‘irresistible Stage’: Olympic Authorities On High Alert For Cyberattacks As Winter Games Kick Off

As the Winter Olympic Games officially open in Milan Friday, security officials have been scrambling to block cyber threats aimed at disrupting the world’s largest sporting event.

This week, Italian authorities have already stopped hacking attempts at several embassies and Olympic venues. Security groups tracking these threats are also warning that hackers might be gearing up to spread disinformation online to discredit the games, or may launch further cyberattacks on Olympics sites ahead of the Opening Ceremony on Friday evening local time.

“With billions of viewers expected and more than a million spectators onsite, the Olympics represent an irresistible stage for hacktivists and, potentially, more sophisticated actors looking for maximum visibility,” said Geradina Corona, spokesperson for the Italian National Cybersecurity Agency, or ACN. “Disrupting TV streaming services, ticketing platforms or other core digital services would guarantee immediate global attention.”

Security for the Olympics — which convenes athletes from around the world and broadcasts live to various international channels — takes years of careful planning and requires close coordination between local and international authorities.

Corona said that ACN began working with the Milano‑Cortina Olympic Organizing Committee “more than a year ago” to address cybersecurity threats to the games, and is working with other international cyber partners, including the International Olympic Committee, to ensure things go smoothly.

Corona noted that during the Games, 10 ACN experts will be working inside the Organizing Committee’s security center scanning for threats, while another 20 ACN experts will support them from ACN headquarters. A spokesperson for the Milano-Cortina Organizing Committee said in a statement that organizers expect hackers to use a variety of tactics, including sending artificial intelligence-enabled phishing emails and deepfake impersonations of Olympic officials, to compromise systems at the Olympics.

The U.S. will also be providing security support to its European partners — though not without controversy. During the 2024 Summer Olympics in Paris, officials from the Cybersecurity and Infrastructure Security Agency, the State Department and the White House assisted French authorities in countering cyberattacks and disinformation-related threats.

This time around, officials from Immigration and Customs Enforcement were sent to assist with monitoring for criminal activity in Milan, drawing large protests due to recent immigration crackdowns in Minneapolis and across other U.S. cities.

Tricia McLaughlin, assistant secretary for public affairs at the Department of Homeland Security, which oversees ICE, said in a statement that agents with ICE’s Homeland Security Investigations were helping to “mitigate risks from transnational criminal organizations,” while noting that “all security operations remain under Italian authority.”

Personnel from CISA, the U.S.’s top cyber defense agency, and from the State Department’s Diplomatic Security Service, which protects U.S. diplomats abroad, will again be involved in security efforts.
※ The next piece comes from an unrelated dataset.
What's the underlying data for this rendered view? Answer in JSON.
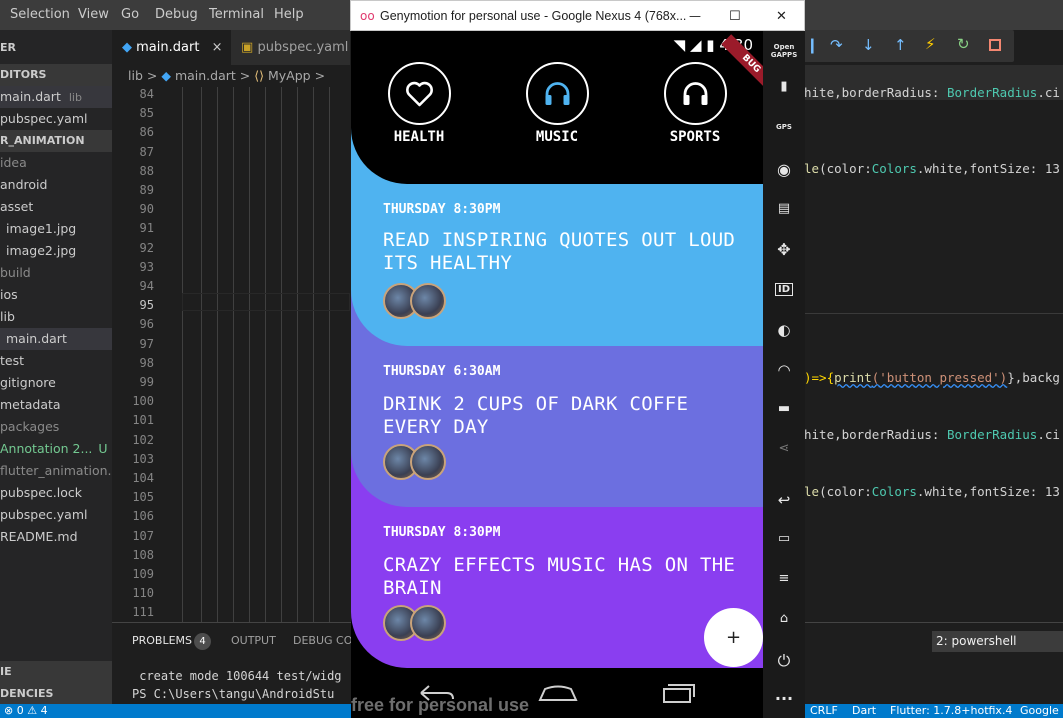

Steve Casapulla, executive assistant director for infrastructure security at CISA, said in a statement that CISA experts are “sharing real-time threat intelligence” from government and industry groups with Italian security partners.

This global cybersecurity choreography for the Olympics is necessary, as criminal hackers and nation-state actors have frequently targeted the games in recent years.

During the Opening Ceremony of the 2018 Winter Olympics in PyeongChang, Moscow launched a major cyberattack that led to the official Olympics website going offline and hourslong disruptions to television and internet systems.

And earlier this week, Italian officials announced that they had foiled Russia-linked cyberattacks on the Italian Embassy in Washington, D.C., and on hotels and other Olympic sites in Milan and Cortina. A pro-Kremlin hacking gang reportedly claimed responsibility for the distributed denial-of-service attacks — which target websites and servers in an effort to overwhelm their resources — on Telegram, and said the campaign was in retaliation for Italy’s support for Ukraine.

These types of attacks are relatively low-cost and require little skill, said Kristopher Russo, principal threat researcher with Palo Alto Networks’ Unit 42. “So by volume, we see a lot of those.”

Russian hackers may be feeling particularly emboldened to strike this time around. The country has dramatically increased its hybrid attacks against the U.S. and NATO allies in recent months, and Russia’s athletes were again made to compete under the neutral Olympic flag due to its ongoing invasion of Ukraine.

John Hultquist, chief analyst at Google Cloud’s Mandiant, warned that Russia would likely launch disinformation campaigns to undermine the credibility of the Games, among other types of large-scale attacks.

Misinformation tracking groups have already found some instances of false, anti-Ukrainian narratives circulating online.

Russo, who was part of Palo Alto Networks' team that defended the 2024 Paris Olympic Games, said that while authorities remain vigilant, hackers may already be plotting their next moves.

“The spotlight is on them,” said Russo, “they can’t strike until everybody’s watching.”